The Madman’s Daughter

Python-woman laughed again. Her forked tongue darted in a thin-lipped mouth. “Bring him out, bring him out, he says.”

 

 

Creatures started to swarm like flies, blocking the road behind us. At last we heard a faint wheezing. The creatures bobbed up and down like a restless herd. A giant figure passed through the crowd, taunted as it came forward. I covered my mouth. It was Caesar, antlers broken off, only splintered nubs left. One shoulder twisted at an unnatural angle. Black stains covered the skin around his eyes and mouth.

 

“We should leave,” I said. But no one responded.

 

Father took one look at Caesar and moved his hand to his pistol. “You weren’t supposed to stop his treatment,” he growled at Montgomery.

 

“I didn’t,” Montgomery said. “This isn’t regression. The others did this to him.”

 

Father rested a foot on the worn stone stand. “Recite the commandments, Caesar,” he ordered. “They seem to have forgotten!”

 

But Caesar bobbed his head, as if rubbing his antlers on a phantom tree. “Speak!” Father ordered again, and the python-woman hissed.

 

“Caesar says no more,” she repeated.

 

Father grabbed Caesar’s jaw and forced his mouth open. There was a gurgle of saliva and clinking teeth, and Father’s mutterings to himself. His back went rigid, and then his hand fell away, releasing Caesar. The elk-man dropped his chin to his chest.

 

Father came over in long, reluctant steps, running a shaky hand over his whiskers. “They’ve cut out his tongue,” he said.

 

I drew back in revulsion. “My God.”

 

Father gave me a sharp look. “We can do just as well without him.” I didn’t know if he meant Caesar or God himself.

 

Father turned back to the crowd. “Listen! I shall speak the commandments myself, you wicked creatures! You call yourselves human, yet you live in filth. You crawl upon the ground like four-legged things. How soon you have forgotten the commandments!” The shuffling and murmuring in the crowd quieted. The creatures cocked their heads as if remembering a long-forgotten song.

 

“Thou shalt not drink spirits! Thou shalt not eat flesh of living creatures! Thou shalt not roam at night!” Father paused. I knew what came next but I waited, as breathless as the creatures. “Thou shalt not kill other men!” He stamped his foot. “This is the word of your god!”

 

Silence pervaded. The creatures stared with dull, watery eyes. No, I wanted to shout. They aren’t the word of any god.
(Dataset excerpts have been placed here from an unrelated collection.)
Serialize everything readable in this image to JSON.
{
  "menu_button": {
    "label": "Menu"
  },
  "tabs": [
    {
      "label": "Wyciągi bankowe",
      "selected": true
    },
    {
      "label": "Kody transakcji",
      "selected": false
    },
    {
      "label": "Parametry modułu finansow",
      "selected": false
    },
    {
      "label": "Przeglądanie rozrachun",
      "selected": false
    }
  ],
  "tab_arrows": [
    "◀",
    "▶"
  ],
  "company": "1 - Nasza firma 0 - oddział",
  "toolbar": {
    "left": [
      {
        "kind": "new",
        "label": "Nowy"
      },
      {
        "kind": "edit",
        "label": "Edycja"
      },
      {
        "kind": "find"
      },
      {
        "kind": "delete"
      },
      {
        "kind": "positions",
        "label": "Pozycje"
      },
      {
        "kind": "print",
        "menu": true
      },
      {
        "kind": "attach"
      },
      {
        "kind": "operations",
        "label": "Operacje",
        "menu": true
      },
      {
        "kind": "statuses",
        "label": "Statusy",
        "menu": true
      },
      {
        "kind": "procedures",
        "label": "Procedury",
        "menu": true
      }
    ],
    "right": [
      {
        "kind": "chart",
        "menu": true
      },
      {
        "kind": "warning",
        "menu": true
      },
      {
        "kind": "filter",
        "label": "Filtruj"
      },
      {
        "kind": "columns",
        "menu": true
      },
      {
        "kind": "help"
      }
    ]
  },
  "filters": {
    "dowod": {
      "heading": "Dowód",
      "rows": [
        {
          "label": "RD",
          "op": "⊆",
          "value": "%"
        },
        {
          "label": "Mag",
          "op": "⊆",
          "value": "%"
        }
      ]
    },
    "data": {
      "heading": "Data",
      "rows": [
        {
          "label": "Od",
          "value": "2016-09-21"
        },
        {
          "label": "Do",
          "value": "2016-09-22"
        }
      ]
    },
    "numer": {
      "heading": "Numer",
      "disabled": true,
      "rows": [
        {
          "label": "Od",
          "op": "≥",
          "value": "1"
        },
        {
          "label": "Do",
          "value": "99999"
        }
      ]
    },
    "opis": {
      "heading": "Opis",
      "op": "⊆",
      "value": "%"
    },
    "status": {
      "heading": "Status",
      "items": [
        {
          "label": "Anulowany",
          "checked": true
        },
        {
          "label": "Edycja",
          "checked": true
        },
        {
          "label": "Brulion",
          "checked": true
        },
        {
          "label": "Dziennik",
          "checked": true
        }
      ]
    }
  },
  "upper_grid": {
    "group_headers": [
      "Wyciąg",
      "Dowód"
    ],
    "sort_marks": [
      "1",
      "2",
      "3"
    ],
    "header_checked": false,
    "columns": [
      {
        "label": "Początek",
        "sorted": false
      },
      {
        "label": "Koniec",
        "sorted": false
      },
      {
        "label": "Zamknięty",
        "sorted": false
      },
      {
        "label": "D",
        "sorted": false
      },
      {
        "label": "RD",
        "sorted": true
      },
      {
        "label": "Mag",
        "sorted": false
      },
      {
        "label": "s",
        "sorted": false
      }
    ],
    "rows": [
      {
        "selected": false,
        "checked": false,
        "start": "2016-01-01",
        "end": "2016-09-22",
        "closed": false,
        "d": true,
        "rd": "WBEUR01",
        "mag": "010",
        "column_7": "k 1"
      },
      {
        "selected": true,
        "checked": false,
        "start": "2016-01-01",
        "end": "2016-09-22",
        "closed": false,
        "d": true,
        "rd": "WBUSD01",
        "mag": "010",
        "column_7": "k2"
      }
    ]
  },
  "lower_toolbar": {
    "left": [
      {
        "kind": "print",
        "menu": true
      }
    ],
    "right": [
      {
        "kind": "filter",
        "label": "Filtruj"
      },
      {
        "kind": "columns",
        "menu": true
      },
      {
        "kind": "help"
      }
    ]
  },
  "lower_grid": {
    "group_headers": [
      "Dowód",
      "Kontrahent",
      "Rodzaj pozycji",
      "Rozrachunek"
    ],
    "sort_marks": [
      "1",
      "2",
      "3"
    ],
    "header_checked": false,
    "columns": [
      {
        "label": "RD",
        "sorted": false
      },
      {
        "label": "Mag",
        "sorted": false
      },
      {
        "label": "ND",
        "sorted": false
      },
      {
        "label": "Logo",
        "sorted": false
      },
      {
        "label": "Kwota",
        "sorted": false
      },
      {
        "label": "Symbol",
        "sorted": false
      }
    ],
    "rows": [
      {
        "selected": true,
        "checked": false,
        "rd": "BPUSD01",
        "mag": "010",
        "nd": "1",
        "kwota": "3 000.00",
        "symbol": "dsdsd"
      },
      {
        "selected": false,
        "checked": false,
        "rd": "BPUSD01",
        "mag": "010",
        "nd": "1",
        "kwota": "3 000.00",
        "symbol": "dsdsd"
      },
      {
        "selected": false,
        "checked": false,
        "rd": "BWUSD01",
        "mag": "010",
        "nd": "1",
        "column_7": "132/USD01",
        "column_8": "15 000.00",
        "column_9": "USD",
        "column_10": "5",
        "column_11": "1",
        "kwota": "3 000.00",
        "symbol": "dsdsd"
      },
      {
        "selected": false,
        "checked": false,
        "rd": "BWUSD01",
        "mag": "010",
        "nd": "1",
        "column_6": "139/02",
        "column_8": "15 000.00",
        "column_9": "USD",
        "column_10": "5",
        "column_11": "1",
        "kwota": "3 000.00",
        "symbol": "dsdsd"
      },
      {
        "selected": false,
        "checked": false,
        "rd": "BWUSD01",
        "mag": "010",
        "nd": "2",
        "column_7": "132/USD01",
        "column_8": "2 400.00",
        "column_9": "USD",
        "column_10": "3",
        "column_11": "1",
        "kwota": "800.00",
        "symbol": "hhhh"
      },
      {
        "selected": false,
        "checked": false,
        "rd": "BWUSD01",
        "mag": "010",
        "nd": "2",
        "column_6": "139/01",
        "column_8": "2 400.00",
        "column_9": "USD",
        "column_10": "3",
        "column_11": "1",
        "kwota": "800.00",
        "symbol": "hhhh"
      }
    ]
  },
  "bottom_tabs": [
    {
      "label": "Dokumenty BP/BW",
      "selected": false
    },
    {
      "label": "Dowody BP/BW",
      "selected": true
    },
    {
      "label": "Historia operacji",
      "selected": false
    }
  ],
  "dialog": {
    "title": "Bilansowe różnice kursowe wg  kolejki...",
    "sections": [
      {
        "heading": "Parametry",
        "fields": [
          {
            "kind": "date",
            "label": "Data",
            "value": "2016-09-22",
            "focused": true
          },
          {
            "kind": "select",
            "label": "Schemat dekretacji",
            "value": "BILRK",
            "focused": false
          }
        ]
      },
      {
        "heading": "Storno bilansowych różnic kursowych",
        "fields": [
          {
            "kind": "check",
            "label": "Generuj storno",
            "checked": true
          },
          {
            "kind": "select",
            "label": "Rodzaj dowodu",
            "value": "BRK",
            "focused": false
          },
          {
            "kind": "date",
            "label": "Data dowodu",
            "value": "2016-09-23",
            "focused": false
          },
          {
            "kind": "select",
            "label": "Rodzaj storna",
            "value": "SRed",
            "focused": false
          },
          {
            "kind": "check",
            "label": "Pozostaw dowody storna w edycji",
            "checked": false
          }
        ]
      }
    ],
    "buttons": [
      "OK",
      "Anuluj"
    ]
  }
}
They’re the words of a madman.

 

“Yes!” A husky voice broke the silence. “Yes, the word of our god!” Low murmurs ran through the crowd. We all strained to find the voice. A hulking creature pushed his way toward us. His gait was lilting. It was the bearlike creature I’d seen in the jungle with Jaguar. His hands were crippled into twisted claws he kept tucked against his chest.

 

He stopped in front of Father. The islanders huddled closer like cattle. “The word of our god!” the bear-man shouted.

 

I glanced at Edward. His arms were folded, muscles tight as wire.

 

“We shall not drink spirits!” the bear-man cried again, dancing on his monstrous legs. “We shall not eat flesh! The words of our god!”

 

The beast-people began to stir again, as uncertain as I was. Python-woman slunk up to me, her slanted eyes blinking. She licked her mouth with an unnaturally large tongue. I sucked in a breath.

 

“Very good, Antigonus,” Father said to the bear-man. His lips twisted in a self-satisfied smirk. “Now, my fellow, tell me who did this horrible thing to Caesar.”

 

Antigonus took a few stilted steps toward Father, beckoning with a clawed hand. His other hand was still clutched at his waist. Just as he leaned his bear snout close enough to whisper, a knife blade glinted in his hand. It jerked toward Father’s throat.

 

A shot rang out.

 

Montgomery had scrambled for his rifle, but Edward had fired first. The creatures panicked, climbing over one another to get away. Antigonus’s body fell at my father’s feet, spilling blood on his leather shoes. Father’s eyes were wide. One of his precious creatures had turned on him.

 

Montgomery rushed to the body. Dust clouded around them. But I couldn’t take my eyes off Edward. He had killed. Defending my father, no less. The pistol fell from his hands. He looked as stunned as I felt.

 

“Edward—” I said, but I couldn’t finish. He was a killer now, too.

 

His face was blank, wide-eyed. He ran a hand over his head, shaken, staring at the fallen body as though it was going to stand up and haunt him. His eyes held the same look as when we had found him in the dinghy, torn between life and death and sea madness.

 

He turned and disappeared into the jungle, as though he could run from what he’d done.